PPFD (Photosynthetic Photon Flux Density):

PPFD is a measurement of usable photons which reaches one square meter of a given surface every second, and is measured in micromoles per square meter per second (μmol/m2/s). Whereas PPF is a measurement of the total amount of photons produced by a light, PPFD is essentially a spot measurement.

Efficacy (Photon Efficacy):

Efficacy is a measurement of how effective a grow light is at converting electrical energy into photosynthetically active radiation. This is calculated by taking the PPF value and dividing it by the measurement of wattage (Joules per second). Therefore, efficacy measures exactly how much usable light a fixture produces every second per watt used. (µmol/J)

Efficacy is not the same as efficiency

White-light LED companies have recently taken to claiming that above all, efficacy is the most important feature of a lighting fixture, some going so far as to boast the efficacy of a single diode, not the entire fixture. They claim a fixture’s spectral quality is secondary to efficacy, and warn against companies that claim their spectrum is specifically tuned for the benefit of plants. However, this is a false assertion and a deliberate misrepresentation of the numbers to mislead consumers.

Efficacy represents a light’s capacity for turning electrical energy into photons, and is merely a measurement of how many photons within the PAR range a fixture emits per second. But since not all light within 400 to 700 nanometers is used by a plant in equal amounts, a light’s spectrum is vital to the growth of plants. It’s become well known that blue light is the most important part of the light spectrum for vegetative growth, while red light is ideal for the flowering cycle. For this reason, reputable LED grow light manufacturers engineer their spectrum to focus on the parts of the spectrum that most benefit plants, not humans.

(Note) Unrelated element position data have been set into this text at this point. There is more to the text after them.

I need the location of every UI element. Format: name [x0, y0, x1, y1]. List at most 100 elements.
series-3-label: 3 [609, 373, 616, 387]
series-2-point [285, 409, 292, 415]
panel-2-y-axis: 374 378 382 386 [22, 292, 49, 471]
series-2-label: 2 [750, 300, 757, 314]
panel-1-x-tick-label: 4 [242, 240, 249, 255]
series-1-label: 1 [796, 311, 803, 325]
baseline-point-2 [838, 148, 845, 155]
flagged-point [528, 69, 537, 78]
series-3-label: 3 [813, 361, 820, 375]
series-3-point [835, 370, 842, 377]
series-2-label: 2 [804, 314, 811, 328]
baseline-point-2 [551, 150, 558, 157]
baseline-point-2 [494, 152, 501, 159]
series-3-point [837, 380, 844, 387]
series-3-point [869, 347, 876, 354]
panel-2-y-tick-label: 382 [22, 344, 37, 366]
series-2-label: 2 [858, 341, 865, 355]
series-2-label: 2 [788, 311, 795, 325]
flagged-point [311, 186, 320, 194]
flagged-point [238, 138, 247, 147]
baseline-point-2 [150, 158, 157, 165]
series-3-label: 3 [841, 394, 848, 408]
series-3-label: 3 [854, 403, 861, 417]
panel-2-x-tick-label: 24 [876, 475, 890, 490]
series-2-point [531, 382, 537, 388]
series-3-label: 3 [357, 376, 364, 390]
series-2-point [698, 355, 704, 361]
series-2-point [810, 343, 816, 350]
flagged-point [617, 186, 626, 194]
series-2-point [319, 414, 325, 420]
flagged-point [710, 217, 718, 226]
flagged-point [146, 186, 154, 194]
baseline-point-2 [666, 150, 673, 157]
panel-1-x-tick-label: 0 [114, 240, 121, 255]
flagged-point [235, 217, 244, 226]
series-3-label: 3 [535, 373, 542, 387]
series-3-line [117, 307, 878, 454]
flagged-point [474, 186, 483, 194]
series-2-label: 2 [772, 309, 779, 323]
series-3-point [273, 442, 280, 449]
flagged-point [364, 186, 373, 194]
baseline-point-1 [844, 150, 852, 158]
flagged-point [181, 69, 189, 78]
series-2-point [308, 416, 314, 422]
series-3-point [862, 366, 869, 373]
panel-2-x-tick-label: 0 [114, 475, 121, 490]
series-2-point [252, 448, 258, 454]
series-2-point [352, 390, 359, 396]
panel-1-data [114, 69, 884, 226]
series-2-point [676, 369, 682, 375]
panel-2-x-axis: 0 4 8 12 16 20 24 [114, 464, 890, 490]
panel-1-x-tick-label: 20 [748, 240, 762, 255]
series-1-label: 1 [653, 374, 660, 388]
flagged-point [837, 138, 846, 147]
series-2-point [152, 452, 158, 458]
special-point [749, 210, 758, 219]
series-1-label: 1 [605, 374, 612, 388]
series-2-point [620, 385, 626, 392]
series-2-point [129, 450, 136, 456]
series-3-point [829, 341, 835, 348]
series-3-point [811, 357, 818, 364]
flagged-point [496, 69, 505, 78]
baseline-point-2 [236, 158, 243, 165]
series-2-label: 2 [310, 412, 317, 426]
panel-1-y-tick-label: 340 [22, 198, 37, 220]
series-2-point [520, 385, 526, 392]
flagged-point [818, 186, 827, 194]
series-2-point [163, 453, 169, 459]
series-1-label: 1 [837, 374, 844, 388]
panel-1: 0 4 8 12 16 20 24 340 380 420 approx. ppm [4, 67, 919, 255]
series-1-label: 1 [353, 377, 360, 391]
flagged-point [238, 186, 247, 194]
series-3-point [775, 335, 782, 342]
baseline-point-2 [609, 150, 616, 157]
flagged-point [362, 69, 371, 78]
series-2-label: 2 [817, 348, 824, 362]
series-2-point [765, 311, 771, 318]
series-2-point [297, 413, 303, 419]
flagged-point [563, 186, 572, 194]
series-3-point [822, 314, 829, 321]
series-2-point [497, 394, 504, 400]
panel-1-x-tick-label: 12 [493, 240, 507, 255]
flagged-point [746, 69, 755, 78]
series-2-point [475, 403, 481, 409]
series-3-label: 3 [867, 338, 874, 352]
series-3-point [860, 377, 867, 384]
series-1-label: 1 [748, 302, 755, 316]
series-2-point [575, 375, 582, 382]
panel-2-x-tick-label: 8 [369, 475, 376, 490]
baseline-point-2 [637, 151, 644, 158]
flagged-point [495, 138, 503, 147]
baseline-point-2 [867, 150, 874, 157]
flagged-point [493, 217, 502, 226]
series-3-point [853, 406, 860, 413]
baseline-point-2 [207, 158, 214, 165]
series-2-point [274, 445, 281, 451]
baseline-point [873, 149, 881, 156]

White-light LEDs produce a large amount of green and yellow light. While these spectrums play a vital role in plant development, they are effective in considerably smaller amounts than red and blue light. Thus the ratio of light spectrum becomes very important. The amount produced by white light LED manufacturers far exceed the amount a plant can actually absorb, and more than 50% of that light is merely reflected from the plant’s surface, increasing the temperature of the grow environment.

White Light LED Spectrum

White Light LED Spectrum

Studies have shown that a low percentage of green light (≤ 24%) actually enhances plant growth, whereas plant growth is inhibited under a higher percentage of green light. Furthermore, green light has been proven to have an antagonistic effect on THC levels. When we look at the above spectrum, we can see that a large percentage of the fixture’s energy is devoted to light within the 500-600nm range. The vast majority of this energy will be wasted, as it will not do much to help with the growth of the plant.

A white-light LED with a great efficacy value can flood a plant with a ton of photons, and the plant will do well enough, however there will be a considerable amount of energy wasted in order to produce that growth. A plant can only absorb so many photons, and they are not absorbed in equal amounts. The vast majority of green and yellow photons will wind up wasted as heat. A fixture with a lower efficacy value and an optimized spectrum with the ideal amount of green and yellow light can provide superior results with considerably less wasted energy.